Baca berita tanpa iklan. Gabung Kompas.com+

Menelusuri Jejak Manusia Purba di Bukit Wuntun Waru Flores

Kompas.com - 14/08/2018, 06:03 WIB
Markus Makur,
I Made Asdhiana

Tim Redaksi

BORONG,KOMPAS.com - Manusia purba ditemukan di bukit Wuntun Waru, Kampung Puncak Weong, Desa Rana Gapang, Kecamatan Elar, Kabupaten Manggarai Timur, Flores, Nusa Tenggara Timur.

Bukti sejarahnya ada kuburan massal dari manusia purba Flores yang hidup ribuan tahun silam.

Seorang misionaris asal Jerman bertugas di wilayah Paroki Yohanes Pemandi, Elar, Keuskupan Ruteng. Nama misionaris itu, Pastor Otto Vollerzt, SVD yang bertugas di Paroki itu sejak 1947.

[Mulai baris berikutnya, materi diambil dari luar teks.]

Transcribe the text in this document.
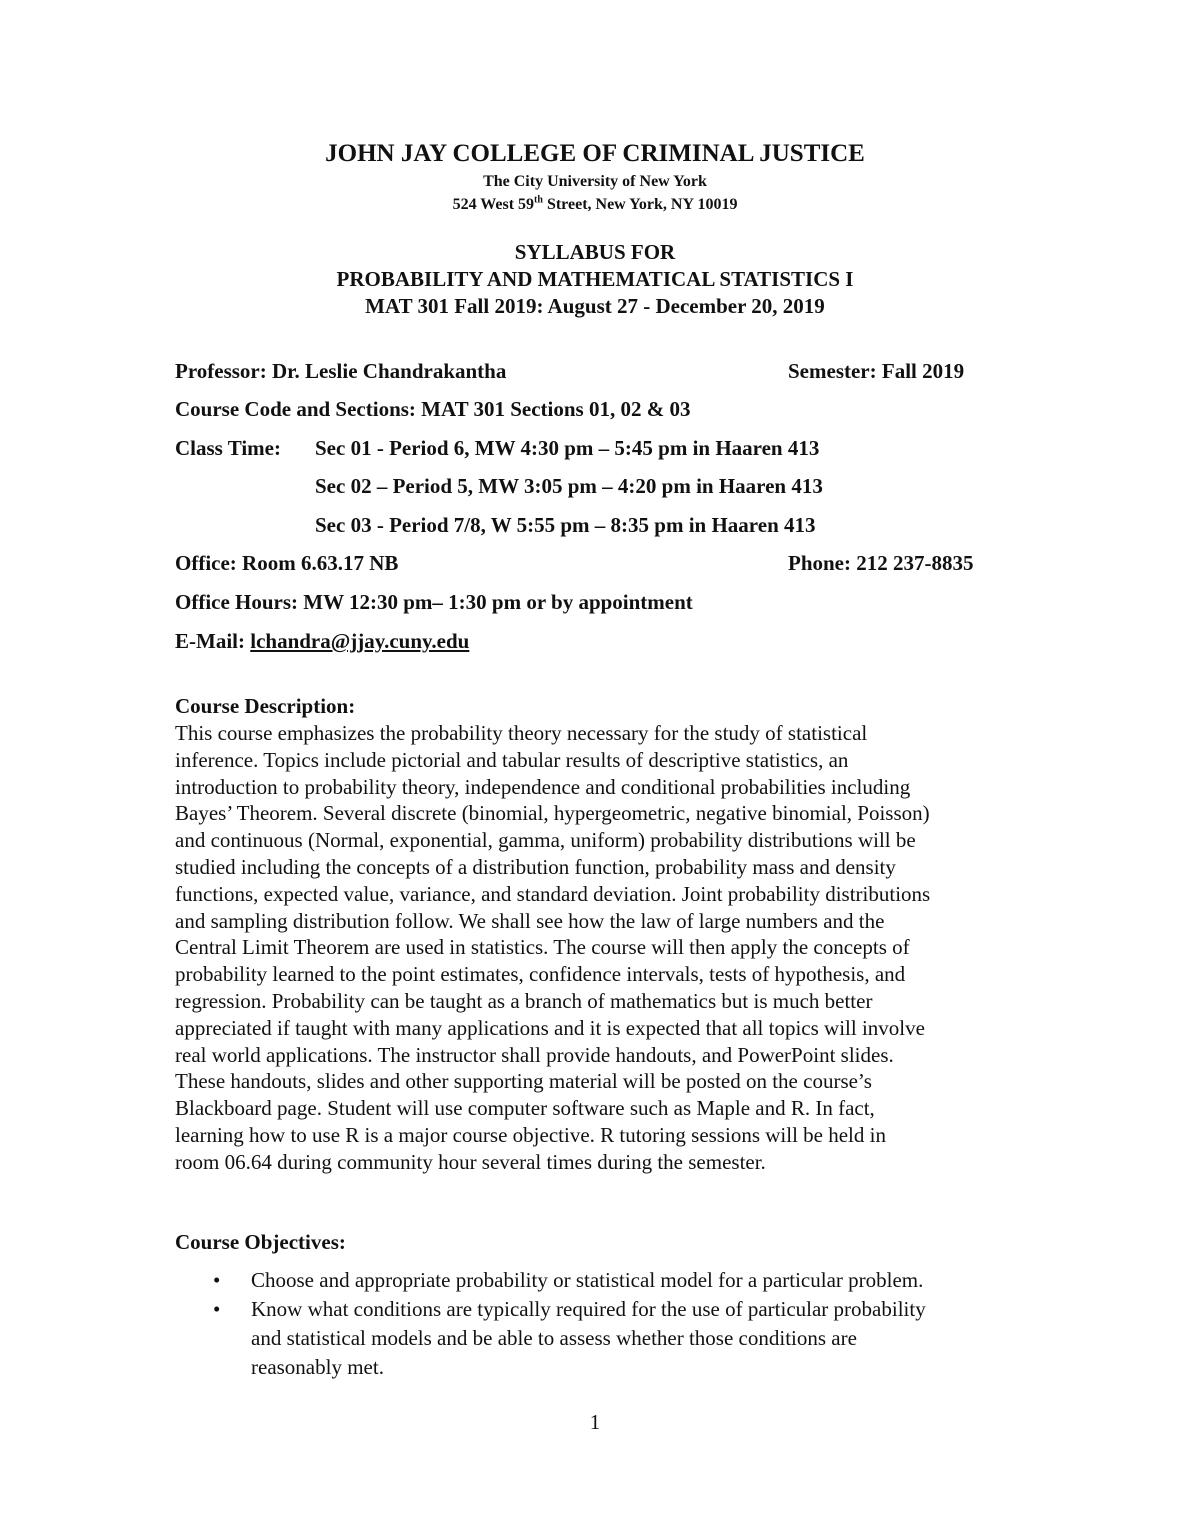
JOHN JAY COLLEGE OF CRIMINAL JUSTICE
The City University of New York
524 West 59th Street, New York, NY 10019
SYLLABUS FOR
PROBABILITY AND MATHEMATICAL STATISTICS I
MAT 301 Fall 2019: August 27 - December 20, 2019
Professor: Dr. Leslie Chandrakantha	Semester: Fall 2019
Course Code and Sections: MAT 301 Sections 01, 02 & 03
Class Time: Sec 01 - Period 6, MW 4:30 pm – 5:45 pm in Haaren 413
Sec 02 – Period 5, MW 3:05 pm – 4:20 pm in Haaren 413
Sec 03 - Period 7/8, W 5:55 pm – 8:35 pm in Haaren 413
Office: Room 6.63.17 NB	Phone: 212 237-8835
Office Hours: MW 12:30 pm– 1:30 pm or by appointment
E-Mail: lchandra@jjay.cuny.edu
Course Description:
This course emphasizes the probability theory necessary for the study of statistical
inference. Topics include pictorial and tabular results of descriptive statistics, an
introduction to probability theory, independence and conditional probabilities including
Bayes’ Theorem. Several discrete (binomial, hypergeometric, negative binomial, Poisson)
and continuous (Normal, exponential, gamma, uniform) probability distributions will be
studied including the concepts of a distribution function, probability mass and density
functions, expected value, variance, and standard deviation. Joint probability distributions
and sampling distribution follow. We shall see how the law of large numbers and the
Central Limit Theorem are used in statistics. The course will then apply the concepts of
probability learned to the point estimates, confidence intervals, tests of hypothesis, and
regression. Probability can be taught as a branch of mathematics but is much better
appreciated if taught with many applications and it is expected that all topics will involve
real world applications. The instructor shall provide handouts, and PowerPoint slides.
These handouts, slides and other supporting material will be posted on the course’s
Blackboard page. Student will use computer software such as Maple and R. In fact,
learning how to use R is a major course objective. R tutoring sessions will be held in
room 06.64 during community hour several times during the semester.
Course Objectives:
• Choose and appropriate probability or statistical model for a particular problem.
• Know what conditions are typically required for the use of particular probability
and statistical models and be able to assess whether those conditions are
reasonably met.
1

Rabu (31/1/2018), saya mendengarkan informasi dari warga Elar tentang manusia purba di bukit Wuntun Waru. Orang lokalnya menyebut Ngiung.

Namun, Pater Otto Vollerzt, SVD meneliti berdasarkan ciri-ciri dan tinggi badannya hampir sama dengan manusia purba di Liang Bua, Kabupaten Manggarai. Tempat kuburan massal itu disebut Rapu Ngiung di bukit Wuntun Waru.

Berdasarkan informasi lepas dari warga setempat maka saya bersama Paskalis Peli Purnama, Benediktus Adeni, Levi Betaya memulai perjalanan menuju ke Kampung Puncak Weong menelusuri kisah langka yang diceritakan warga setempat.

Awalnya kendaraan yang kami tumpangi parkir di salah satu rumah warga di Kampung Ngancar. Jarak dari kampung Ngancar sampai di Kampung Puncak Weong kira-kira empat kilometer dan ditempuh dalam waktu dua jam. Jalannya mendaki menuju ke puncak Kampung Weong.

Sore itu, di bawah hujan gerimis, kami beranjak. Kami semua memakai sandal sesuai dengan medan berat. Kami memasuki jalan berbatu. Jalan berbatu itu tidak terlalu jauh. Selanjutnya, kami melintasi jalan tanah licin karena selama sebulan wilayah itu diguyur hujan lebat.

Akhirnya, kami semua memutuskan berjalan kaki tanpa sandal. Telapak kaki pun penuh dengan lumpur. Menurut penulis, seorang jurnalis harus mengalami seperti itu dalam menjalankan tugasnya dan siap menghadapi berbagai kondisi.

Semangat Jurnalistik

Di tengah perjalanan, sebagai manusia, saya kadang tidak sanggup berhadapan dengan kondisi medan yang berat. Bahkan, kadang-kadang putus asa dan ingin kembali ke Kota Elar. Tetapi, semangat jurnalistik dalam hati memberikan saya kekuatan untuk terus beranjak dan mendaki bukit.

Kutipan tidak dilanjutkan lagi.